Recently we celebrated the 70th anniversary of Chuck Yeager’s breaking the sound barrier. I chronicled that event in the last blog: https://www.doctoraviation.com/70th-anniversary-of-chuck-yeager-breaking-the-sound-barrier/ Yeager, in his autobiography, was very clear that this was a team effort. This blog will highlight three of the key team members, what they contributed and what became of them.
Chuck Yeager was the chief test pilot. This selection was made by (then) Colonel Albert Boyd. The top brass in Washington DC had given Boyd free reign in the selection, but he definitely felt the pressure to get it right. Boyd commanded the Flight Section at Wright Field (now Wright-Patterson AFB) in Dayton Ohio. As a result he had a bird’s eye view of each man’s ability. Boyd’s selection of Yeager was risky on a couple of accounts.
First, Chuck Yeager did not possess a college degree. Most of the other pilots did. Secondly, Yeager was one of the newer test pilots in the unit, so experience was not on his side. What he did have was a keen sense of mechanical things, developed on the family property working on an old pickup truck. Yeager would frequently fix his own jet when it broke while he was away at air shows. His other plus was his extreme courage and calm in the face of adversity.
Yeager viewed Boyd as a father figure and had the utmost respect for him. He did not want “to let the old man down”. Following the historic flight, Boyd was eventually promoted to Major General. He retired from the Air Force in 1957. Before that day, Boyd had flown every single type of aircraft in the Air Force inventory. He commanded the experimental Test Pilot School, and was the first commander of the USAF Flight Test Center at Edwards AFB. He passed away in 1976 at the age of 69. He is known as “The Father of Modern Flight Testing”.
Robert A. Hoover was Yeager’s back up pilot, friend, and partner in crime. The two were like two old school chums who got along famously. They would egg one another on in flight and in pranks. Yeager personally requested Hoover as his backup pilot with Colonel Boyd. Hoover once had to talk Yeager down for a blind landing in the Bell X-1. The canopy had frozen over so badly that Yeager could not see outside.
He left active duty in 1948 and began life as a test pilot for North American Aviation and instructor of military pilots. He set several aviation records. However, he made his real mark on the Air Show circuit flying a P-51 Mustang called, Ole Yeller. He flew into the 1990s.
One of the Doctor Aviation students met Hoover at Oshkosh several years ago. They have a great photo with the legend, which you can see at http://roseacademyacademics.blogspot.com/2017/07/doctor-aviation-review.html . Hoover passed away on October 25, 2016 at the age of 94.

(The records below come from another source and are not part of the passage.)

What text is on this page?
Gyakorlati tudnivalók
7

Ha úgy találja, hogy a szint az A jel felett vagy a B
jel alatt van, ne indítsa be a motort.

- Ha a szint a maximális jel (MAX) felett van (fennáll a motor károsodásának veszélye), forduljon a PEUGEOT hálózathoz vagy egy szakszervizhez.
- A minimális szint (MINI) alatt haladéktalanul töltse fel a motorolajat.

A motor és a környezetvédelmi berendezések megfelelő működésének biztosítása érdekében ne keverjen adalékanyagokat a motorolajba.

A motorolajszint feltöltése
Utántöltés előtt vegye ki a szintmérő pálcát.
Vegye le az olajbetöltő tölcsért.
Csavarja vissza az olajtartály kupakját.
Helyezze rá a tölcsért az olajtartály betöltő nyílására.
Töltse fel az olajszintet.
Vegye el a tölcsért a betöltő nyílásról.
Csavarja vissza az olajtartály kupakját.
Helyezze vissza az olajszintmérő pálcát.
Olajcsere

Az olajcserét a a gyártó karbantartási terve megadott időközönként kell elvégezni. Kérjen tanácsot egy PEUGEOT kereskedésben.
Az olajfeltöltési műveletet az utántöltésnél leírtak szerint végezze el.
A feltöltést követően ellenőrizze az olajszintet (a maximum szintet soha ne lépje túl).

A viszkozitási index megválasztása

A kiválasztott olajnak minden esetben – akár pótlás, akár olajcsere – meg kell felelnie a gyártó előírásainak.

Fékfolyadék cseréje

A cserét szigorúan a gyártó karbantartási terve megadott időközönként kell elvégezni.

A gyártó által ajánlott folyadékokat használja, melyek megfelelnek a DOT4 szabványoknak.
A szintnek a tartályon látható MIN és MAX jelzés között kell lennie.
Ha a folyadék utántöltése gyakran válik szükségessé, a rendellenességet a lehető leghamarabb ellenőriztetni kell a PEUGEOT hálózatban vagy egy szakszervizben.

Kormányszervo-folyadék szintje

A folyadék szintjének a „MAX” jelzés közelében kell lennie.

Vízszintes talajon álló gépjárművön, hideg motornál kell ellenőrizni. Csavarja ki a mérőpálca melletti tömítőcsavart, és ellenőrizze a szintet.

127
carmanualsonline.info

Arguably the most important man in the entire venture, perhaps more important than Yeager himself, was Jackie Lynwood Ridley. Jack Ridley was a test pilot and a top flight test engineer. According to Yeager, Ridley possessed two important gifts. One, he was a very talented engineer. Two, unlike most really good engineers, he could break down and explain advanced engineer concepts into simple language.
Boyd handpicked Ridley to accompany Yeager, telling Ridley to stay at Yeager’s side. Boyd knew that Ridley could compensate for what Yeager lacked in formal education. There were many sessions where Ridley tutored Yeager after engineering meetings to ensure complete understanding on Yeager’s part.
Following the historic flight, Ridley was sent to Washington State to help with the Boeing B-47 Stratojet. Soon thereafter he was stationed at Muroc (soon to be Edwards) where he spent nearly a decade working on developing an entire generation of aircraft. His biggest contribution was creating standardized procedures for both testing and data reduction and publishing of test flight data. Many of these procedures are still in use today at the Flight Test Center.
Ridley was eventually promoted to Colonel. He was tragically killed in 1947 was acting as the co-pilot on a C-47 that crashed into a snow covered mountain in Japan. The Mission Control Center at Edwards is named in his honor.
As often is the case, the pilot gets the fame for breaking the sound barrier. This was no small feat. However, this feat was made possible by Yeager’s coworkers, Albert Boyd, Bob Hoover and Jack Ridley. Ironically, only Yeager was living to see the 70th anniversary.